Citation : KF c Ministre de l’Emploi et du Développement social, 2020 TSS 1094

Numéro de dossier du Tribunal: GP-19-1538

ENTRE :

K. F.

Appelant (requérant)

et

Ministre de l’Emploi et du Développement social

Ministre


DÉCISION DU TRIBUNAL DE LA SÉCURITÉ SOCIALE
Division générale – Section de la sécurité du revenu


Décision rendue par : Tyler Moore
Requérant représenté par : Thomas W. Zwiebel
Date de l’audience par
téléconférence :
Le 15 octobre 2020
Date de la décision : Le 4 novembre 2020

Sur cette page

Décision

[1] Le requérant, K. F., est admissible à une pension d’invalidité du Régime de pensions du Canada (RPC). Les paiements doivent commencer en octobre 2017. La présente décision explique pourquoi j’accueille l’appel.

Aperçu

[2] Le dernier emploi du requérant était en tant que manutentionnaire à temps plein d’octobre 2014 à juillet 2016. En janvier 2016, il a fait une chute d’une échelle de huit pieds au travail. Cette chute lui a causé des douleurs au dos, des maux de tête et des étourdissements. Le requérant a présenté une demande de pension d’invalidité du RPC le 7 septembre 2018. Le ministre de l’Emploi et du Développement social a rejeté sa demande parce qu’il est jeune, parle couramment l’anglais, n’a pas de problèmes cognitifs et n’est pas atteint d’une déficience orthopédique ou neurologique grave. Le requérant a interjeté appel devant la division générale du Tribunal de la sécurité sociale.

Ce que le requérant doit prouver

[3] Pour obtenir gain de cause en appel, le requérant doit prouver qu’il était atteint d’une invalidité grave et prolongée au 31 décembre 2018. Cette date est fondée sur ses cotisations au RPCFootnote 1.

[4] Une invalidité est grave si elle rend la personne régulièrement incapable de détenir une occupation véritablement rémunératrice. Elle est prolongée si elle doit vraisemblablement durer pendant une période longue, continue et indéfinie ou entraîner le décèsFootnote 2.

Motifs de ma décision

[5] J’estime que le requérant était atteint d’une invalidité grave et prolongée en juillet 2016. J’ai rendu cette décision en examinant les questions qui suivent.

L’invalidité du requérant était-elle grave?

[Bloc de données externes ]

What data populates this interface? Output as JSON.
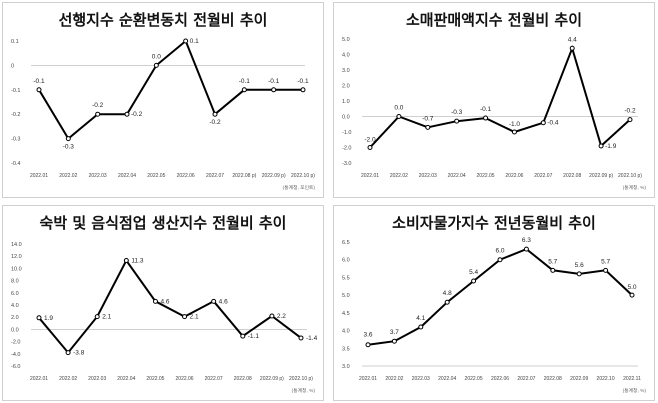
{
  "chart_data": [
    {
      "type": "line",
      "title": "선행지수 순환변동치 전월비 추이",
      "categories": [
        "2022.01",
        "2022.02",
        "2022.03",
        "2022.04",
        "2022.05",
        "2022.06",
        "2022.07",
        "2022.08 p)",
        "2022.09 p)",
        "2022.10 p)"
      ],
      "values": [
        -0.1,
        -0.3,
        -0.2,
        -0.2,
        0.0,
        0.1,
        -0.2,
        -0.1,
        -0.1,
        -0.1
      ],
      "value_labels": [
        "-0.1",
        "-0.3",
        "-0.2",
        "-0.2",
        "0.0",
        "0.1",
        "-0.2",
        "-0.1",
        "-0.1",
        "-0.1"
      ],
      "ylim": [
        -0.4,
        0.1
      ],
      "yticks": [
        "0.1",
        "0",
        "-0.1",
        "-0.2",
        "-0.3",
        "-0.4"
      ],
      "ytick_values": [
        0.1,
        0,
        -0.1,
        -0.2,
        -0.3,
        -0.4
      ],
      "source": "(통계청, 포인트)",
      "xlabel": "",
      "ylabel": ""
    },
    {
      "type": "line",
      "title": "소매판매액지수 전월비 추이",
      "categories": [
        "2022.01",
        "2022.02",
        "2022.03",
        "2022.04",
        "2022.05",
        "2022.06",
        "2022.07",
        "2022.08",
        "2022.09 p)",
        "2022.10 p)"
      ],
      "values": [
        -2.0,
        0.0,
        -0.7,
        -0.3,
        -0.1,
        -1.0,
        -0.4,
        4.4,
        -1.9,
        -0.2
      ],
      "value_labels": [
        "-2.0",
        "0.0",
        "-0.7",
        "-0.3",
        "-0.1",
        "-1.0",
        "-0.4",
        "4.4",
        "-1.9",
        "-0.2"
      ],
      "ylim": [
        -3.0,
        5.0
      ],
      "yticks": [
        "5.0",
        "4.0",
        "3.0",
        "2.0",
        "1.0",
        "0.0",
        "-1.0",
        "-2.0",
        "-3.0"
      ],
      "ytick_values": [
        5,
        4,
        3,
        2,
        1,
        0,
        -1,
        -2,
        -3
      ],
      "source": "(통계청, %)",
      "xlabel": "",
      "ylabel": ""
    },
    {
      "type": "line",
      "title": "숙박 및 음식점업 생산지수 전월비 추이",
      "categories": [
        "2022.01",
        "2022.02",
        "2022.03",
        "2022.04",
        "2022.05",
        "2022.06",
        "2022.07",
        "2022.08",
        "2022.09 p)",
        "2022.10 p)"
      ],
      "values": [
        1.9,
        -3.8,
        2.1,
        11.3,
        4.6,
        2.1,
        4.6,
        -1.1,
        2.2,
        -1.4
      ],
      "value_labels": [
        "1.9",
        "-3.8",
        "2.1",
        "11.3",
        "4.6",
        "2.1",
        "4.6",
        "-1.1",
        "2.2",
        "-1.4"
      ],
      "ylim": [
        -6.0,
        14.0
      ],
      "yticks": [
        "14.0",
        "12.0",
        "10.0",
        "8.0",
        "6.0",
        "4.0",
        "2.0",
        "0.0",
        "-2.0",
        "-4.0",
        "-6.0"
      ],
      "ytick_values": [
        14,
        12,
        10,
        8,
        6,
        4,
        2,
        0,
        -2,
        -4,
        -6
      ],
      "source": "(통계청, %)",
      "xlabel": "",
      "ylabel": ""
    },
    {
      "type": "line",
      "title": "소비자물가지수 전년동월비 추이",
      "categories": [
        "2022.01",
        "2022.02",
        "2022.03",
        "2022.04",
        "2022.05",
        "2022.06",
        "2022.07",
        "2022.08",
        "2022.09",
        "2022.10",
        "2022.11"
      ],
      "values": [
        3.6,
        3.7,
        4.1,
        4.8,
        5.4,
        6.0,
        6.3,
        5.7,
        5.6,
        5.7,
        5.0
      ],
      "value_labels": [
        "3.6",
        "3.7",
        "4.1",
        "4.8",
        "5.4",
        "6.0",
        "6.3",
        "5.7",
        "5.6",
        "5.7",
        "5.0"
      ],
      "ylim": [
        3.0,
        6.5
      ],
      "yticks": [
        "6.5",
        "6.0",
        "5.5",
        "5.0",
        "4.5",
        "4.0",
        "3.5",
        "3.0"
      ],
      "ytick_values": [
        6.5,
        6.0,
        5.5,
        5.0,
        4.5,
        4.0,
        3.5,
        3.0
      ],
      "source": "(통계청, %)",
      "xlabel": "",
      "ylabel": ""
    }
  ]
}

Le requérant a des limitations fonctionnelles qui ont une incidence sur sa capacité à travailler

[6] Ma décision quant à savoir si le requérant est atteint d’une invalidité grave n’est pas fondée sur ses diagnostics. Elle est fondée sur la question de savoir s’il a des limitations fonctionnelles qui l’empêchent de travaillerFootnote 3. Je dois examiner son état de santé général et réfléchir à la manière dont ses problèmes de santé pourraient avoir une incidence sur sa capacité à travaillerFootnote 4.

[7] Le requérant fait valoir que ses douleurs chroniques au dos, ses maux de tête ainsi que son anxiété et sa dépression secondaires ont entraîné une incapacité à rester assis pendant plus de 5 à 10 minutes et à se tenir debout pendant une période prolongée, des difficultés à se pencher, à atteindre ou à soulever des objets, une faiblesse et des picotements dans les jambes, une diminution de l’amplitude des mouvements du dos, des douleurs et des crampes aux pieds, de l’insomnie et une incapacité à accomplir les tâches ménagères. Il doit utiliser une canne pour marcher.

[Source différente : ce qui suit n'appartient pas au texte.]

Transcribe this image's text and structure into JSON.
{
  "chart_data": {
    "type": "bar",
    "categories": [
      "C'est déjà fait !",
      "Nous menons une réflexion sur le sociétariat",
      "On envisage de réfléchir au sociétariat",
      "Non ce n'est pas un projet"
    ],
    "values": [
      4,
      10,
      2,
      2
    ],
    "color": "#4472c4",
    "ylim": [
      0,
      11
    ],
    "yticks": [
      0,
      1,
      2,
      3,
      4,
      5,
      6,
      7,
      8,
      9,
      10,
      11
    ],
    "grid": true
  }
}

[8] Le requérant n’est pas marié, mais il a un fils dont il subvient aux besoins au Guyana. En décembre 2018, le requérant vivait avec son frère dans un appartement situé au sous-sol. Depuis 2016, il doit compter sur son frère pour lui apporter du soutien au quotidien. Son frère fait l’épicerie, la lessive, la cuisine et le ménage. Le requérant s’isole socialement en raison de son affection et quitte rarement sa maison. Il passe ses journées à se reposer et à essayer de faire quelques tâches de base. Le fait qu’il ne soit plus capable de faire ce qu’il faisait auparavant est à l’origine de ses symptômes de dépression et d’anxiété.

[9] En évaluant la capacité de travail du requérant, j’ai accordé davantage de poids aux rapports médicaux des médecins traitants du requérant. Ils sont les mieux placés pour commenter l’état de santé du requérant, sa réaction aux traitements et ses limitations fonctionnelles actuelles.

[10] La preuve médicale de la Dre Buchstein, du Dr Aziz, du Dr Karmy et de la Dre Nicoara soutient l’argument du requérant. Les imageries par résonance magnétique de la colonne vertébrale du requérant à partir de 2017 fournissent également une preuve objective de multiples petites hernies discales et d’un rétrécissement neuroforaminal léger à modéré à la colonne thoracique. Elles révèlent également une discopathie à plusieurs niveaux dans la colonne lombaire qui comprime les racines nerveuses S1Footnote 5.

[11] En juillet 2017, le Dr Karmy, spécialiste de la douleur du requérant, a signalé que le requérant avait des douleurs chroniques au cou, à l’épaule droite, au dos et aux deux membres inférieurs depuis sa chute au travail en 2016. Ses maux de tête quotidiens ont été évalués subjectivement entre 5 et 9 sur 10, sa douleur au cou et à l’épaule droite entre 5 et 6 sur 10, et sa douleur au bas du dos à 9 sur 10. Les douleurs du requérant s’aggravaient lorsqu’il changeait de position, se penchait, soulevait des charges lourdes et restait longtemps assis ou debout.

[12] En décembre 2017, la Dre Nicoara, psychiatre, a signalé que le trouble d’adaptation, l’anxiété et la dépression du requérant contribuaient à son état de santé général. En mars 2018, la Dre Buchstein, médecin de famille, a également signalé que le requérant était incapable de rester assis ou debout pendant plus de 5 à 10 minutes. Il avait également une faiblesse dans les jambes et des douleurs persistantes. En novembre 2018, le Dr Aziz, psychiatre, a signalé que le requérant était atteint de douleurs chroniques continues, d’insomnie et de dépression légère.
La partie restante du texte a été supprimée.